Dopo aver vagabondato all’interno delle corsie della Conad, essermi ricordato a memoria il codice bilancia per i cipollotti, aver deludentemente dimenticato quello delle arance tarocco che compro da due settimane di fila e aver atteso con calma serafica il mio turno nel reparto salumeria, sono finalmente giunto all’Hillary Step del mio viaggio.

Il momento dello “scarico” della spesa sul rullo rappresenta, in questo momento, l’agognata cima. Una metaforica scalata che grava non tanto sul fisico, quanto sulla psiche dell’essere umano.

La cassa, meta tanto ambita quanto complessa, è un insieme di contraddizioni, il punto d’intersezione di un lemniscata dove finisce una preoccupazione e ne inizia un’altra.

Come sempre, non appena giunto nei pressi del traguardo, la mia materia grigia provvede tempestivamente a ricordarmi ciò che dovevo comprare e non ho comprato, lasciandomi per un attimo in quel limbo decisionale nel quale rifletto se fiondarmi verso i cannellini in barattolo o di accettare la mia condizione mentre rielaboro il menu settimanale nella mia testa.

Opto per la seconda, ma non appena inizio a poggiare la spesa sopra il bancone, alle mie spalle si manifesta un signore di mezza età.

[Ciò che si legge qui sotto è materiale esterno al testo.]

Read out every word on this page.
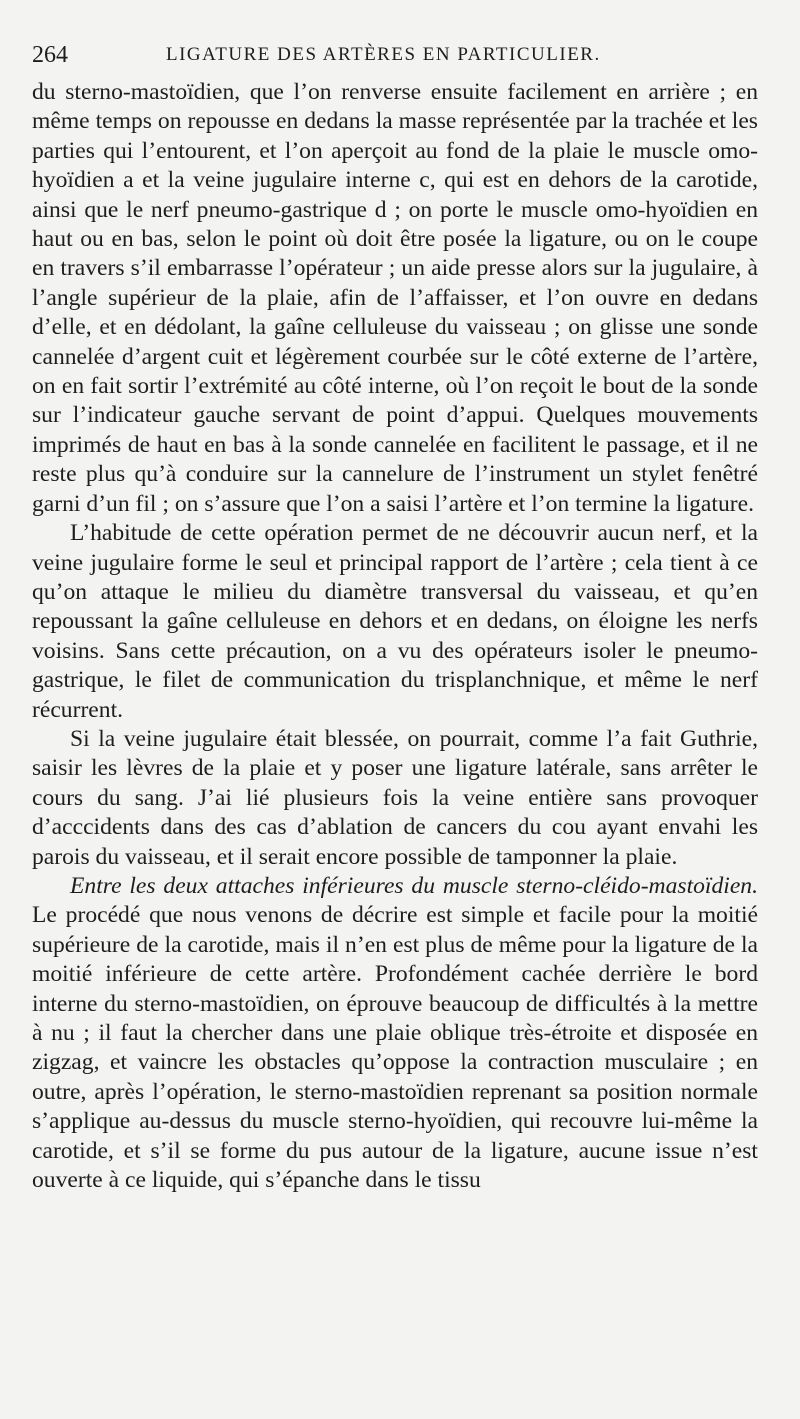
264	LIGATURE DES ARTÈRES EN PARTICULIER.

du sterno-mastoïdien, que l’on renverse ensuite facilement en arrière ; en même temps on repousse en dedans la masse représentée par la trachée et les parties qui l’entourent, et l’on aperçoit au fond de la plaie le muscle omo-hyoïdien a et la veine jugulaire interne c, qui est en dehors de la carotide, ainsi que le nerf pneumo-gastrique d ; on porte le muscle omo-hyoïdien en haut ou en bas, selon le point où doit être posée la ligature, ou on le coupe en travers s’il embarrasse l’opérateur ; un aide presse alors sur la jugulaire, à l’angle supérieur de la plaie, afin de l’affaisser, et l’on ouvre en dedans d’elle, et en dédolant, la gaîne celluleuse du vaisseau ; on glisse une sonde cannelée d’argent cuit et légèrement courbée sur le côté externe de l’artère, on en fait sortir l’extrémité au côté interne, où l’on reçoit le bout de la sonde sur l’indicateur gauche servant de point d’appui. Quelques mouvements imprimés de haut en bas à la sonde cannelée en facilitent le passage, et il ne reste plus qu’à conduire sur la cannelure de l’instrument un stylet fenêtré garni d’un fil ; on s’assure que l’on a saisi l’artère et l’on termine la ligature.

L’habitude de cette opération permet de ne découvrir aucun nerf, et la veine jugulaire forme le seul et principal rapport de l’artère ; cela tient à ce qu’on attaque le milieu du diamètre transversal du vaisseau, et qu’en repoussant la gaîne celluleuse en dehors et en dedans, on éloigne les nerfs voisins. Sans cette précaution, on a vu des opérateurs isoler le pneumo-gastrique, le filet de communication du trisplanchnique, et même le nerf récurrent.

Si la veine jugulaire était blessée, on pourrait, comme l’a fait Guthrie, saisir les lèvres de la plaie et y poser une ligature latérale, sans arrêter le cours du sang. J’ai lié plusieurs fois la veine entière sans provoquer d’acccidents dans des cas d’ablation de cancers du cou ayant envahi les parois du vaisseau, et il serait encore possible de tamponner la plaie.

Entre les deux attaches inférieures du muscle sterno-cléido-mastoïdien. Le procédé que nous venons de décrire est simple et facile pour la moitié supérieure de la carotide, mais il n’en est plus de même pour la ligature de la moitié inférieure de cette artère. Profondément cachée derrière le bord interne du sterno-mastoïdien, on éprouve beaucoup de difficultés à la mettre à nu ; il faut la chercher dans une plaie oblique très-étroite et disposée en zigzag, et vaincre les obstacles qu’oppose la contraction musculaire ; en outre, après l’opération, le sterno-mastoïdien reprenant sa position normale s’applique au-dessus du muscle sterno-hyoïdien, qui recouvre lui-même la carotide, et s’il se forme du pus autour de la ligature, aucune issue n’est ouverte à ce liquide, qui s’épanche dans le tissu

I capelli brizzolati, gli occhiali dalla montatura spessa, e i due grandi punti neri dietro le lenti lo fanno assomigliare a Stephen Colbert.

Tiene fra le braccia quella che con tutta probabilità è la sua cena: una birra, una confezione di prosciutto e un pacco di piadine.

Gli occhi neri di Stephen mi fissano, l’espressione che somiglia a quella di un cane bastonato.

Il suo sguardo si ferma sulla mia spesa, poi nuovamente sulla sua. Mosso da un briciolo di pietà, gli faccio il cenno che aspettava.

– Prego, passi pure. 

Questo mio comportamento riceve elogi da Stephen Colbert, che si perde in arditi paragoni al limite della blasfemia, nonché da un’anziana signora che militava nei pressi dell’altra cassa.

– Fossero tutti come lei i giovanotti.

Nel mentre che gli elogi proseguono e la signora della corsia affianco cerca di propormi per il premio Madre Teresa, la commessa, una donna di mezza età con i capelli biondi e l’espressione di un bulldog , ha già fatto passare la cena di Stephen Colbert sul rullo.

Per qualche istante, la mia anima si sente finalmente libera, quasi in pace con sé stessa. Quella singola buona azione forse non basta, a compensare tutti quei momenti di antipatia sociale che tendo ad avere, ma di sicuro contribuisce a far quadrare un po’ i conti in vista di un remoto giudizio universale.

O almeno così penso, fin quando non mi rendo conto che Stephen Colbert si è improvvisamente fermato.

Colto forse da un’improvviso attacco di OCD, Stephen comincia a tirare fuori dalla tasca monete e ramini di vario taglio. Monetine da uno, due, cinque, dieci, venti centesimi che inizia a depositare con maniacale cura sul palmo della commessa.

Per ogni monetina che poggia sul palmo della cassiera-bulldog, Stephen dice a voce alta la somma dell’importo, convinto in cuor suo di facilitare l’ingrato compito.

Ma proprio al raggiungimento del quorum necessario a saldare il conto, la commessa-bulldog, anch’ella evidentemente pregna di sfiducia verso la razza umana (chi non lo sarebbe stato davanti a tale evento), ricomincia il conteggio nel mentre che posiziona nell’apposito scompartimento ogni singola monetina.

Nel mentre che l’operazione va avanti, Stephen Colbert, che fino a quel momento aveva tenuto bassa la testa per la vergogna, tira lentamente su il capo.

L’espressione da cane bastonato non c’è più, ha lasciato spazio ad un sorriso beffardo che sembra dire: “ci sei cascato anche tu, povero coglione”.

Il suo volto è come trasfigurato, come Verbal Kint che passo dopo passo diventa Keyser Soze nel finale de “I soliti sospetti”.

Una volta che la cassiera chiude la conta, Stephen fugge via con la spesa, non prima di avermi rivolto un ultimo, sagace, sorriso.